A kingdom smashed, its hills and rivers still here,
spring in the city, plants and trees grow deep.

Moved by the moment, flowers splash with tears,
alarmed at parting, birds startle the heart.

War's beacon fires have gone on three months,
letters from home are worth thousands in gold.

Fingers run through white hair until it thins,
cap-pins (Note: Until the seventeenth century, Chinese people "dressed their hair in a top-knot on the crown of the head", with the top-knot being held in place by a pin that passed through it. David Hawkes translates this couplet thus: "My white hair is getting so scanty from worried scratching that soon enough there won't be enough to stick my hatpin in!") will almost no longer hold.

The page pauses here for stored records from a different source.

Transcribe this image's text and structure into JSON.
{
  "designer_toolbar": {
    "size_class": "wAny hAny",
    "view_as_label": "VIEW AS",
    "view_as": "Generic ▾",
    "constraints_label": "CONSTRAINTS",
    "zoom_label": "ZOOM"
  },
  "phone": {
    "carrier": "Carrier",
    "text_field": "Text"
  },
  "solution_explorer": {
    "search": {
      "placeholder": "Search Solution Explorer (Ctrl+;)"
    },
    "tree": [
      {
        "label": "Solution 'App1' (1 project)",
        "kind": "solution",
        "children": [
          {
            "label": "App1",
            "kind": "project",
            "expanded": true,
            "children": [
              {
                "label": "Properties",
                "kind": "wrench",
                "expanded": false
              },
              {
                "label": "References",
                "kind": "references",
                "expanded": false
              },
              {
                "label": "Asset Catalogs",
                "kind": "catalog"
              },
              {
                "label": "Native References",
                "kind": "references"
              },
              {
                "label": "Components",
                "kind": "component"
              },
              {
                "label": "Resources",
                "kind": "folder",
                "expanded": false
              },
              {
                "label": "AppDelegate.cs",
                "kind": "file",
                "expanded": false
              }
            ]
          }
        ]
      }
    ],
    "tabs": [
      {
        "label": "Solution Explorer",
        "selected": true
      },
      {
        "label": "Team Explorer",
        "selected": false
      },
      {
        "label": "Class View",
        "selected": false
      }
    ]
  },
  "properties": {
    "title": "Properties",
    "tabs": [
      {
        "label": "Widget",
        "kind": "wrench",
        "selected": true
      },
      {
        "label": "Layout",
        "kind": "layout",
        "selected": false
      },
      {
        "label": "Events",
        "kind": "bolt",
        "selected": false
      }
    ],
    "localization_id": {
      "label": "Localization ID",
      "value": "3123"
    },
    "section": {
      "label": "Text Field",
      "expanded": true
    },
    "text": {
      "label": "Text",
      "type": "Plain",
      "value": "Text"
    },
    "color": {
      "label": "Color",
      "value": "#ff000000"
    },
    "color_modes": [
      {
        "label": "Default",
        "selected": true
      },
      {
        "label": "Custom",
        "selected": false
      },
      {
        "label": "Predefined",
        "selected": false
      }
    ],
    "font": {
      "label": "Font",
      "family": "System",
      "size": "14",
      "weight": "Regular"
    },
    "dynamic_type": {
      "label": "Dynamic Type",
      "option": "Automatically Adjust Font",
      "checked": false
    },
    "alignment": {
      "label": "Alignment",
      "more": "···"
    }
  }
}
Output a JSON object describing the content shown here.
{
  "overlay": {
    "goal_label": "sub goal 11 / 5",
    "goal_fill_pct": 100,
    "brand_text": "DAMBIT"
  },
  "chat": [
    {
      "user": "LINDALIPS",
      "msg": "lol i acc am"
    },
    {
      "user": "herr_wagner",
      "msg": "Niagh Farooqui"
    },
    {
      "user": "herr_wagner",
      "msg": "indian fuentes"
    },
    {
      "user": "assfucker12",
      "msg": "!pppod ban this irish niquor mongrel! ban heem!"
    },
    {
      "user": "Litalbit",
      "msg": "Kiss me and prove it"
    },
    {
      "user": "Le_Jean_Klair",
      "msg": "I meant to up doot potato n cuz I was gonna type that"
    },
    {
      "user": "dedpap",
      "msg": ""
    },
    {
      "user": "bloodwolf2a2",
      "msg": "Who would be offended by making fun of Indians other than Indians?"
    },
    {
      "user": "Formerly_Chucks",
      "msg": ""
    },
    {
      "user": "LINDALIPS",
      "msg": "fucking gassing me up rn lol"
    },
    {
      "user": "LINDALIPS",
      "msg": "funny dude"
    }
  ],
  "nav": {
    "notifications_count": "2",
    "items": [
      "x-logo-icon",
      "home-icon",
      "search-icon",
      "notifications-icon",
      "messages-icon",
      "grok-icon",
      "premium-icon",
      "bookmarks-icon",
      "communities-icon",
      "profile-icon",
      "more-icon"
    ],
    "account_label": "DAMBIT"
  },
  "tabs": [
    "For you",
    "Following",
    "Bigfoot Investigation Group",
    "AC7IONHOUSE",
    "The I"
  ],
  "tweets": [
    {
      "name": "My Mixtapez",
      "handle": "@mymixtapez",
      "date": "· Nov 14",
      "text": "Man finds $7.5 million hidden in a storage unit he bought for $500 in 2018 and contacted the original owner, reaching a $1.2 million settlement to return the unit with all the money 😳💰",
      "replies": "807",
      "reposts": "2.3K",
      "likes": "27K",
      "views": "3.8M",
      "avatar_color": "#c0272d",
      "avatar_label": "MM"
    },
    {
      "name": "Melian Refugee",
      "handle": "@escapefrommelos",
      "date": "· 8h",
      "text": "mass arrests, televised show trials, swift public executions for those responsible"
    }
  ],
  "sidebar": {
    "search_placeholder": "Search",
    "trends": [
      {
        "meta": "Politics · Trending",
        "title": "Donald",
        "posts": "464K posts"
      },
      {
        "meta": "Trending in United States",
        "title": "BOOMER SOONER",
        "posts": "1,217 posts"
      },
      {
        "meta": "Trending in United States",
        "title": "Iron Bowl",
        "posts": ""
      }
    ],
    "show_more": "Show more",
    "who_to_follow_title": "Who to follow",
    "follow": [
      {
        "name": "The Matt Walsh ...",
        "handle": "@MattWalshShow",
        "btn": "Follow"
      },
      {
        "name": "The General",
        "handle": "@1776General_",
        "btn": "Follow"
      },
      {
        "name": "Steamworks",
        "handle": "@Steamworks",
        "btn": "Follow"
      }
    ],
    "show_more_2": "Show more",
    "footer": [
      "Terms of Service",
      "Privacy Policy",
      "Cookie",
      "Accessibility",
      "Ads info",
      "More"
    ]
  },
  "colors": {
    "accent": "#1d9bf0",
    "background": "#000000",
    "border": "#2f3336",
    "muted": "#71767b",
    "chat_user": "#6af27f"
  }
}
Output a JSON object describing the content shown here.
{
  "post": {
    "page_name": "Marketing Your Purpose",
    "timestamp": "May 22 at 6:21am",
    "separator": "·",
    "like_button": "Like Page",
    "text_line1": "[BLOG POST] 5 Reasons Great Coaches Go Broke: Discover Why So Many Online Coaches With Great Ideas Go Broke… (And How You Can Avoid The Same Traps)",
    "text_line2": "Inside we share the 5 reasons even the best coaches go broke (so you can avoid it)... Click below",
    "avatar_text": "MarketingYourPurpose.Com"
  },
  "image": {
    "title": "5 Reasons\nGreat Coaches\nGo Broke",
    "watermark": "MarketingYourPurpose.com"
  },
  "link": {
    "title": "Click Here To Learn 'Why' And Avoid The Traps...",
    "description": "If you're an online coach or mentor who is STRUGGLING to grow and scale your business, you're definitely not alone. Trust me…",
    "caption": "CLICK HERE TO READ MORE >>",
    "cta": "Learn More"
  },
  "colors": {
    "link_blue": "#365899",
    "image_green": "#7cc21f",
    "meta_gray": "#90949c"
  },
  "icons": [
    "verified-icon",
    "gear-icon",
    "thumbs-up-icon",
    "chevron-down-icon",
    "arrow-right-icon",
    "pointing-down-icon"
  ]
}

— Du Fu (translated by Stephen Owen)

"Chunwang" is an example of what was known in the Tang dynasty as wuyan lüshi (五言律詩), (Note: Zong-Qi Cai described the poem as "pentasyllabic regulated verse", while Arthur Cooper likened it to a "Chinese sonnet".) a genre known for its strict and complex structural rules. The poem is made up of eight lines consisting of five characters each, creating four couplets, with the second and third couplets containing parallelism. For instance, the verbs meaning "feel" and "hate" are paired together, as are the nouns for "bird" and "flower". There is also a change of grammatical construction: the subjects of the second couplet ("bird" and "flower") appear in the middle of each line, whereas those of the third couplet ("beacon fire" and "letter from home") appear in the beginning of each line.

However, the poem's exact rhyme scheme is unclear because the pronunciation of classical Chinese characters using pinyin (a modern transliteration system introduced in the 1950s) is distinct from what they would have sounded like in the Tang dynasty. 21st-century Chinese literary critic Zong-Qi Cai posited that the poem follows a "conventional" ABCB DBEB pattern.

==Legacy==
According to Timothy Wai Keung Chan, "Chunwang" is "one of Du Fu's most famous poems". Alice Su of The Economist described it as "one of the greatest poems in the Chinese literary canon", while Zong-Qi Cai called it one of the best-known and most commonly recited Chinese poems.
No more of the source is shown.